Thirteen years later, nothing has changed.
Macalester still leans eclectic. Nearly one-fifth of its 2,000 students come from outside the U.S. Former United Nations Secretary-General Kofi Annan is an alumnus (so is Walter Mondale), and a U.N. flag flies beneath the Stars and Stripes on the Great Lawn in front of the Dayton Campus Center. When Rosenberg succeeded McPherson in 2003, athletics ranked far down the list of priorities.
Rosenberg, a Charles Dickens scholar, reasoned that athletics should strive for the same level of excellence as every other discipline. The school began fund-raising for the $45 million Leonard Center, a state-of-the-art wellness and athletics facility for all students that opened in 2008. The athletic department redirected more of its budget toward recruiting.
In 2006, Mac had 24 players and a 14-game losing streak when it hired Glenn Caruso, a University of South Dakota assistant coach. Caruso doubled the roster size and went 6-12 in two years — a marked improvement from 2-25 the previous three seasons — before moving a mile down the road to take over the football program at University of St. Thomas.
Jennison, Caruso’s defensive coordinator, took over. Two more losing seasons preceded a 6-3 finish in 2010, Macalester’s first winning record since 1986. But since the beginning of 2010, Jennison’s teams have gone 28-19, representing the longest sustained success by the Scots in 50 years.
The last few years saw Macalester struggle to find opponents late in the season, so it sought a conference affiliation.

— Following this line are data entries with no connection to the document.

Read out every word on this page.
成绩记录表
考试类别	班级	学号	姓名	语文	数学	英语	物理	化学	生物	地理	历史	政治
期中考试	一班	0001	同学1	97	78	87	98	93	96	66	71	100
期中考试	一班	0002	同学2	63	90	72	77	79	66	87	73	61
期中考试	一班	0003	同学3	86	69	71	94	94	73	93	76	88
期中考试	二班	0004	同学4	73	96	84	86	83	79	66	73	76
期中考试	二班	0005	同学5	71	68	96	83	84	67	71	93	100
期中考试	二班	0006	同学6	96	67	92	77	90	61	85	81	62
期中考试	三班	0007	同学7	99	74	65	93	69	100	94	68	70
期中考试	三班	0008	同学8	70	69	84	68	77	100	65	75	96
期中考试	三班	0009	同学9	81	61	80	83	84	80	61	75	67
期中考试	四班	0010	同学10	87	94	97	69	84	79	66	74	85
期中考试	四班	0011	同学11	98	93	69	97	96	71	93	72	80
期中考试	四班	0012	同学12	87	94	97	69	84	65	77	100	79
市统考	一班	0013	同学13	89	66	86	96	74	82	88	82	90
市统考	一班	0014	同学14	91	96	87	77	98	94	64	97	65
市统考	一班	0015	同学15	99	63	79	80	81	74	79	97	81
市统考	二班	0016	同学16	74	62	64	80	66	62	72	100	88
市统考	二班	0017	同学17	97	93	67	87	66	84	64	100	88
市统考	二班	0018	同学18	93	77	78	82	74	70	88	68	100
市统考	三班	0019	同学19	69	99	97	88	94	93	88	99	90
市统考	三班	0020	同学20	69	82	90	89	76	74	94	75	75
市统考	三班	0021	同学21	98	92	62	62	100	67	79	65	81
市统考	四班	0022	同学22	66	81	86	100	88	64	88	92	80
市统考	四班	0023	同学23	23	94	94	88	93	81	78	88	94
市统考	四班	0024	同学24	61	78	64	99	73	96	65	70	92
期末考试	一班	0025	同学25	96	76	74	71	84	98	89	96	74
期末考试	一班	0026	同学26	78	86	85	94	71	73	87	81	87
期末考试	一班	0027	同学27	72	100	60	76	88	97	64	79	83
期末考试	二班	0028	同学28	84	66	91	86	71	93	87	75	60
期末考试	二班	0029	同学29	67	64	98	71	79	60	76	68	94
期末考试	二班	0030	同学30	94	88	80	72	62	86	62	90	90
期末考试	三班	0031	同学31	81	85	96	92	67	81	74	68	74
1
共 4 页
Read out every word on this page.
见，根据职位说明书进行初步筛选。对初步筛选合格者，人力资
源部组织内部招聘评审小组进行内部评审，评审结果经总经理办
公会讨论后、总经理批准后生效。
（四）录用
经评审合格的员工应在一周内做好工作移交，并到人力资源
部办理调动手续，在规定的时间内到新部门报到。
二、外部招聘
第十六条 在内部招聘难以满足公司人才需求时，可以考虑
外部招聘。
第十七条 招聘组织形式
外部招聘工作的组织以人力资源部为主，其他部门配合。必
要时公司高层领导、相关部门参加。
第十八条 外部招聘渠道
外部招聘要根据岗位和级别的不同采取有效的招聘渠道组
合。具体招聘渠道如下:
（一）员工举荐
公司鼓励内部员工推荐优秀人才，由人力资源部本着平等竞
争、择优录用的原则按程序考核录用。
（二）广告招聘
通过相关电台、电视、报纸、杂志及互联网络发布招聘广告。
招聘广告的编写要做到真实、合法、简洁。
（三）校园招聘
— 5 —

Rather than return to the MIAC and be outmatched again, the Scots chose the Midwest Conference, a better fit for roster size and philosophy. That gave the players a tangible goal to shoot for this season. Fourth-quarter victories over Carleton (non-conference) and Grinnell (conference) built their confidence.

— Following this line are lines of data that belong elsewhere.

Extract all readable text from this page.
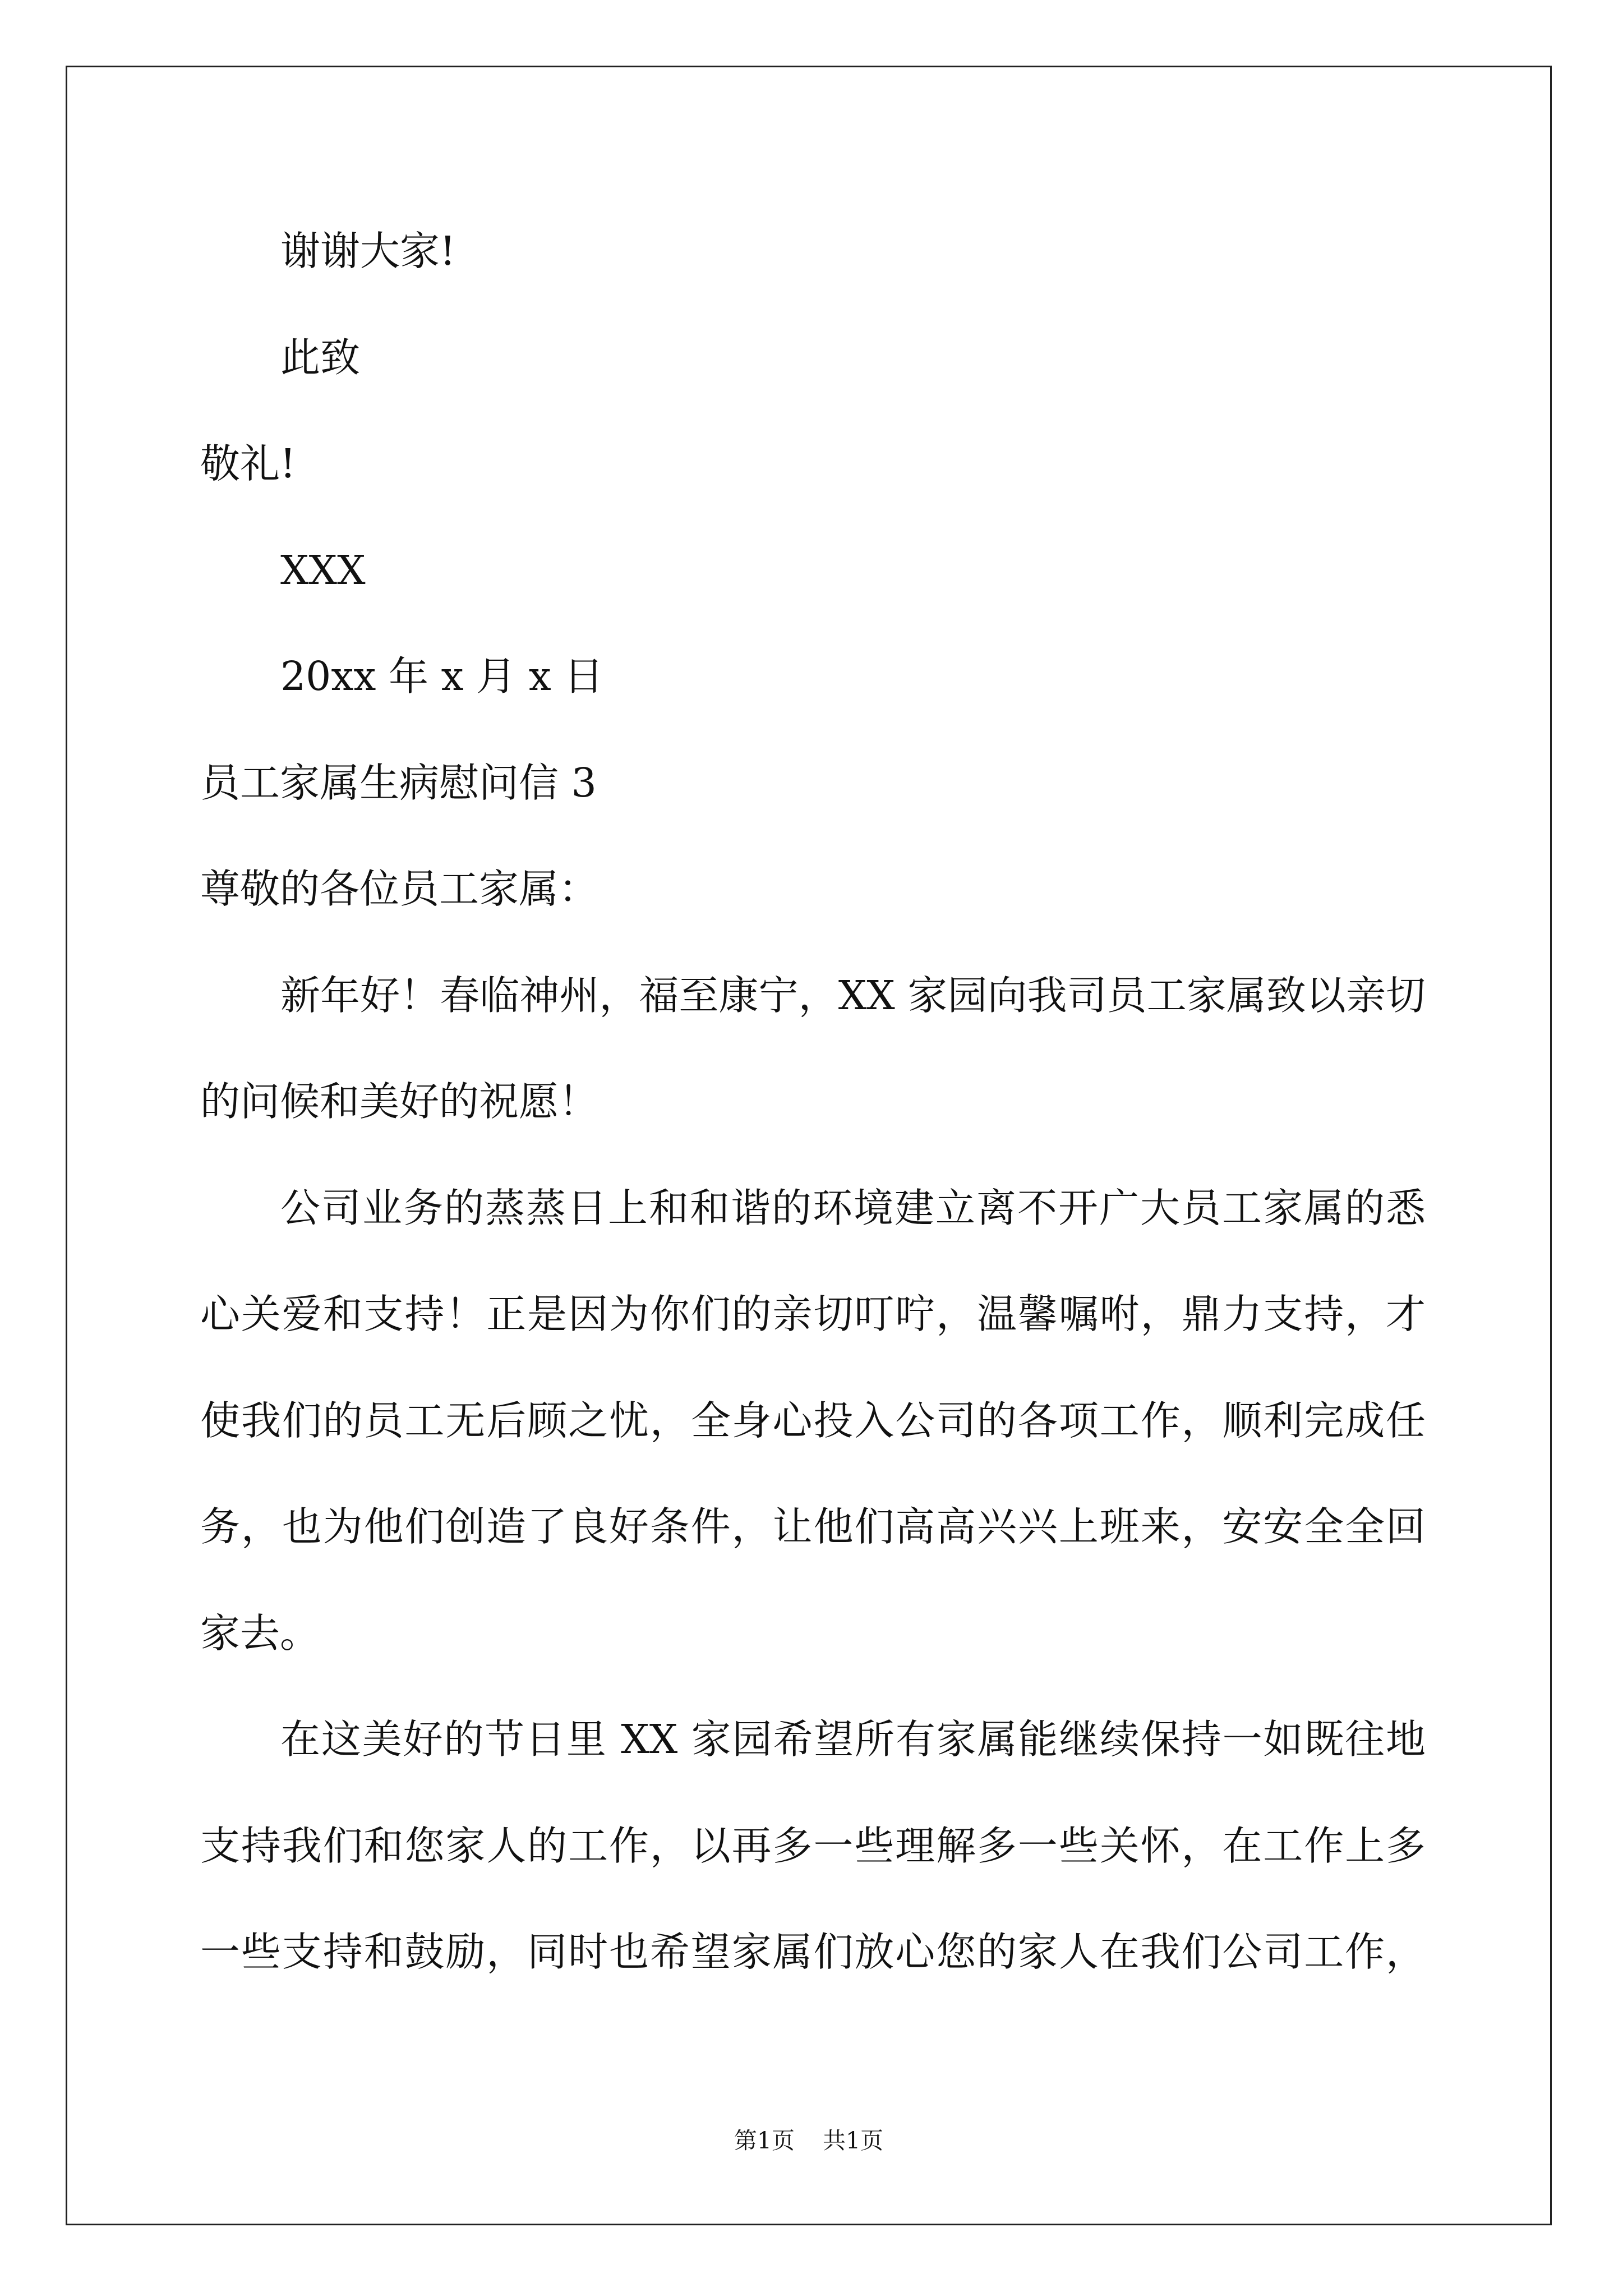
谢谢大家!
此致
敬礼!
XXX
20xx 年 x 月 x 日
员工家属生病慰问信 3
尊敬的各位员工家属：
新年好！春临神州，福至康宁，XX 家园向我司员工家属致以亲切
的问候和美好的祝愿！
公司业务的蒸蒸日上和和谐的环境建立离不开广大员工家属的悉
心关爱和支持！正是因为你们的亲切叮咛，温馨嘱咐，鼎力支持，才
使我们的员工无后顾之忧，全身心投入公司的各项工作，顺利完成任
务，也为他们创造了良好条件，让他们高高兴兴上班来，安安全全回
家去。
在这美好的节日里 XX 家园希望所有家属能继续保持一如既往地
支持我们和您家人的工作，以再多一些理解多一些关怀，在工作上多
一些支持和鼓励，同时也希望家属们放心您的家人在我们公司工作，
第1页 共1页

“Those were defining moments,” said senior quarterback Samson Bialostok, a half-Taiwanese pass-run threat from Long Island with one of the coolest names in college football. “In my four years here, we were notorious for folding in those situations,” Bialostok said. “Even when we were playing well, if the other team got ahead of us, we packed it in. Now we know, no matter what the score is we have a chance of winning.”

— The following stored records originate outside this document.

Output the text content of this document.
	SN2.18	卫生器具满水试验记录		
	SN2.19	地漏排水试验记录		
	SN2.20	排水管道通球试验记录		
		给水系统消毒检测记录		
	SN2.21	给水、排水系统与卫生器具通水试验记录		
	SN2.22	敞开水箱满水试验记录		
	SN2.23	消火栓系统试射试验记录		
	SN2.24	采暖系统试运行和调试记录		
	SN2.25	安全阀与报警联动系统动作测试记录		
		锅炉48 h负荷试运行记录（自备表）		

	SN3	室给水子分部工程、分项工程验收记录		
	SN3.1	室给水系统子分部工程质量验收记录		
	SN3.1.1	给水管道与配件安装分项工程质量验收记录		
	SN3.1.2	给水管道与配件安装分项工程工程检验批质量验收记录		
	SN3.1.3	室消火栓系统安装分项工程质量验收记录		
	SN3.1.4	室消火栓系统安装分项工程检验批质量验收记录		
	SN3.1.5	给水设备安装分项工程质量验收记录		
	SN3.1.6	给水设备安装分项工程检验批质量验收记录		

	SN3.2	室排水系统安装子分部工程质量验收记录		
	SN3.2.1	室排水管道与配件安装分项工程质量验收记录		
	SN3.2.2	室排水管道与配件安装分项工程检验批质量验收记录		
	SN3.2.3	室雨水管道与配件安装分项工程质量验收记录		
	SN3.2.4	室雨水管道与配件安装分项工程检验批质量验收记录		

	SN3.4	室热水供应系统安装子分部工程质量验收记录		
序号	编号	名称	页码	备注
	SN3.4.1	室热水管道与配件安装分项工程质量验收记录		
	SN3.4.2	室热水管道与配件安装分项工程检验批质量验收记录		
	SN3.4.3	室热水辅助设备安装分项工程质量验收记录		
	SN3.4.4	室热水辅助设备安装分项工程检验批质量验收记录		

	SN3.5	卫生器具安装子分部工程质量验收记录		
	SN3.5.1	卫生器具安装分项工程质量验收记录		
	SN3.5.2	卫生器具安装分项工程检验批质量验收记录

In last week’s division-clinching 21-13 victory at St. Norbert, Bialostok ran for two touchdowns and threw for another, while Fleming made nine tackles and added a key interception in the end zone with 45 seconds left.
Finding a niche at a football-indifferent school
It would be a stretch to say that Macalester has gone football-crazy, but people are noticing. Bialostok said professors and students approached him the last few weeks to congratulate him. “That’s never happened in my time here,” he said.
Fleming might be the most multi-faceted Scot. Besides football, he throws the javelin, serves as a resident advisor in a dorm, and sings in a campus a capella group called — no joke — Scotch Tape. He insists his younger brother Ryan, a Scots junior linebacker, is better than he is. Ryan leads the team with 80 tackles; Konnor is third with 51.
Yet within the multi-national world of Macalester, football may be finally carving a niche. This year, Fleming noticed more people from his dorm coming to games. That’s a start. In the skyway between the DeWitt Wallace Library and Old Main this week, a solitary handwritten banner, signed by the Mac softball team, supported the Scots in championship game. “We Believe,” it read.
“We’re not the biggest thing sweeping the campus,” Fleming said. “But it’s cool.”